L’on est porté à se poser de sérieuses questions lorsque près de cent cinquante Burkinabè et un certain nombre de ressortissants de pays d’Afrique sub-saharienne se font expulser de Libye et conduire à Ouagadougou dans des conditions peu honorables comme ce fut récemment le cas. Il ne s'agit pas de couvrir les comportements jugés illégaux de concitoyens ayant pris le chemin de l'aventure. Les méthodes libyennes ne paraissent pas pour autant acceptables. Vu la particularité des liens avec certains pays arabes comme la Libye, il apparaît opportun d’envisager sérieusement la suppression de visas d’entrée et de travailler à signer de véritables accords portant sur l’utilisation à tous les niveaux de la main-d’œuvre burkinabè.

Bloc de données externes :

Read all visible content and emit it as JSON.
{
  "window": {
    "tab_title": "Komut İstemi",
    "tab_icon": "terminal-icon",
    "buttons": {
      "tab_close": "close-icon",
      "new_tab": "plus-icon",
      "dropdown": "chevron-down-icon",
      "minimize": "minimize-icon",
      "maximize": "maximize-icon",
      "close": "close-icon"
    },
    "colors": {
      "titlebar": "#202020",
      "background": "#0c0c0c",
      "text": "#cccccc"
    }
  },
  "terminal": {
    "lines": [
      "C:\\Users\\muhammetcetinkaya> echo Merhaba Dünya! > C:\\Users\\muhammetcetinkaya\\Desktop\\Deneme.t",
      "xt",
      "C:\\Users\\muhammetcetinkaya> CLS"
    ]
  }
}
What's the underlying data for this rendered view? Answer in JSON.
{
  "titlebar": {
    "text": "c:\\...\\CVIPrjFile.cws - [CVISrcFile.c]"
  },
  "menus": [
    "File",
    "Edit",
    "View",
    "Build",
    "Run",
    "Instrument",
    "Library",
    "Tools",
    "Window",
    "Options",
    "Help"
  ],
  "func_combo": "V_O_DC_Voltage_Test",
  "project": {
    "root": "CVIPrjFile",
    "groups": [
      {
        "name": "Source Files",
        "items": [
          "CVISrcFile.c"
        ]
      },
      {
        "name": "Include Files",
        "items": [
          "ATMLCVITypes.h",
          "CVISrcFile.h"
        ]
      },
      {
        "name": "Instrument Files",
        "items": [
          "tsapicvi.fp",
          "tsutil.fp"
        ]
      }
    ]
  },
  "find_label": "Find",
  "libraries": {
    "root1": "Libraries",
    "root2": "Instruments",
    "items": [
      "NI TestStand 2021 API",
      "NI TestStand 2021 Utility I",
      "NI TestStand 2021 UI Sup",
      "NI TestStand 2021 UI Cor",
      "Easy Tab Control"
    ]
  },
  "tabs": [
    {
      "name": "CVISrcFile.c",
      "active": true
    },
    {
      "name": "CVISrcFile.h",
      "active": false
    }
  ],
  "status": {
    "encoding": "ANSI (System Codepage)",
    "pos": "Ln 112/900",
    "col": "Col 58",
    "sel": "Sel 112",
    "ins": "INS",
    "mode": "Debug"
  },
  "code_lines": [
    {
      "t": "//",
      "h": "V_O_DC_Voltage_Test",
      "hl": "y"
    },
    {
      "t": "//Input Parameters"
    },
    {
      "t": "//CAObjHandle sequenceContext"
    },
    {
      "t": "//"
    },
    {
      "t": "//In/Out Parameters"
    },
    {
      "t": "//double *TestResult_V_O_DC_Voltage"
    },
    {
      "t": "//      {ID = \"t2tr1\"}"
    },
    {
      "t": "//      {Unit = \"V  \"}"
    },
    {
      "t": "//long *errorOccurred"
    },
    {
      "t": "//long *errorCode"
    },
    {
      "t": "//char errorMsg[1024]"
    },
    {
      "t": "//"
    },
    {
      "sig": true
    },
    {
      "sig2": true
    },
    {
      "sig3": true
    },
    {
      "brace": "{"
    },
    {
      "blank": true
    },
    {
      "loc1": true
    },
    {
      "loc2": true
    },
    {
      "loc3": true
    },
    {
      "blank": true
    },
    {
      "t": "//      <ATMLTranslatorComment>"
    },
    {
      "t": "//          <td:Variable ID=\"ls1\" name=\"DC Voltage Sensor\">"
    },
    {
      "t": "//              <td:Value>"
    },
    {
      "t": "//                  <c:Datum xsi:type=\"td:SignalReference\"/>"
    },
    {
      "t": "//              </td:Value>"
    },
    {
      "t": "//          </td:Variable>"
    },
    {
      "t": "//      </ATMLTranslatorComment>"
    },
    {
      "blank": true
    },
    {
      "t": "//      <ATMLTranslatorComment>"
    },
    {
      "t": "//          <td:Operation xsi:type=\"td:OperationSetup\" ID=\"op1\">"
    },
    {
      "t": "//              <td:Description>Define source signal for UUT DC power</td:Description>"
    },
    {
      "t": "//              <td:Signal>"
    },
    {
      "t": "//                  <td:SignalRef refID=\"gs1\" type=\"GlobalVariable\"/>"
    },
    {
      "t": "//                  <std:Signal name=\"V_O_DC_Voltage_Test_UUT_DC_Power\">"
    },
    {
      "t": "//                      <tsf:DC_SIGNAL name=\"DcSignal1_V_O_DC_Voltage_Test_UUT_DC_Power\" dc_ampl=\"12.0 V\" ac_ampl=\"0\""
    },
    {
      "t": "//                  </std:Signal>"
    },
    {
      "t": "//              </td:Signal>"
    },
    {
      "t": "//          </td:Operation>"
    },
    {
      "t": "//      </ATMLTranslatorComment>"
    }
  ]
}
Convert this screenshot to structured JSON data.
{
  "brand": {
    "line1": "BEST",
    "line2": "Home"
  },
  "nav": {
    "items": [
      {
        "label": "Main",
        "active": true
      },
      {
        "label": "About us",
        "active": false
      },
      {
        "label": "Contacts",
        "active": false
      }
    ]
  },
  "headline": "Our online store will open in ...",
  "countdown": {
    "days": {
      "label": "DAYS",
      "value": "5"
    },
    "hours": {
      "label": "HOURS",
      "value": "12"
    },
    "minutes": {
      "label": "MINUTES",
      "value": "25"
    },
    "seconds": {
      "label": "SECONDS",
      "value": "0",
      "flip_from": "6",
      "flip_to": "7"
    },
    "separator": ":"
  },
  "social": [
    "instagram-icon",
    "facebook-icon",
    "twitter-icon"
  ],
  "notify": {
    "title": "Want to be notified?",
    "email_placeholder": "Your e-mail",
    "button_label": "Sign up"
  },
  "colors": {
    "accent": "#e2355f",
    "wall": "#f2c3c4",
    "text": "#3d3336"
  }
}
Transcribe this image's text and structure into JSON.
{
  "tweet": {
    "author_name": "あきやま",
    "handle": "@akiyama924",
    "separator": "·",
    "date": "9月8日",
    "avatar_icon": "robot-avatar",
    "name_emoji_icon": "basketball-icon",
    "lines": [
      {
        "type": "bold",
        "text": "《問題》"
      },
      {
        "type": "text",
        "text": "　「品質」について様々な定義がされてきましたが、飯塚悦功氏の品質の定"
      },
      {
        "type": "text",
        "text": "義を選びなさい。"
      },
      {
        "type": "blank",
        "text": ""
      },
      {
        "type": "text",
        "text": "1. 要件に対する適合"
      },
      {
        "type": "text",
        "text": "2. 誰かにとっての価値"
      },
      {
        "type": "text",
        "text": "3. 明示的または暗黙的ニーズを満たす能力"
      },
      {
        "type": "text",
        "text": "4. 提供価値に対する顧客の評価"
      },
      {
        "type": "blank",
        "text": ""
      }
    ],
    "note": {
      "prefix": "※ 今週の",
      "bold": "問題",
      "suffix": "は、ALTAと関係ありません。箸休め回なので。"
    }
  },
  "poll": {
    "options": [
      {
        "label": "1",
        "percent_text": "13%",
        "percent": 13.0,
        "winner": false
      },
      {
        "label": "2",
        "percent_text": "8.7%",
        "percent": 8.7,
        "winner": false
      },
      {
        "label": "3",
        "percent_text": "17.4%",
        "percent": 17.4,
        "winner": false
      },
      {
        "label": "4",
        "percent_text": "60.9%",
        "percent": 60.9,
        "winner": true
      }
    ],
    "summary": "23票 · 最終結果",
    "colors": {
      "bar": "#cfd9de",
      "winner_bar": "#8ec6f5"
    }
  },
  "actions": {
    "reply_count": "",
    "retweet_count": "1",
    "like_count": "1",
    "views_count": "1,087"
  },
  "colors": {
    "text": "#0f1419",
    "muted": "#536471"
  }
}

Sur un autre plan, l’opinion publique burkinabè comprend difficilement pourquoi le Burkina Faso continue à souffrir des hausses incontrôlées du prix du pétrole alors que la grande amie, la Libye, fait partie des pays producteurs et exportateurs de pétrole? N’est-il pas envisageable de mettre au point un système de coopération bilatérale bien ciblée qui mette le Burkina à l’abri de l’arnaque à laquelle le soumettent les multinationales du pétrole ? Si le président Chavez du Vénézuela peut ravitailler directement en pétrole certains pays d’Amérique latine, le président Khadaffi pourrait tout aussi bien le faire pour des pays amis d’Afrique comme le Burkina Faso.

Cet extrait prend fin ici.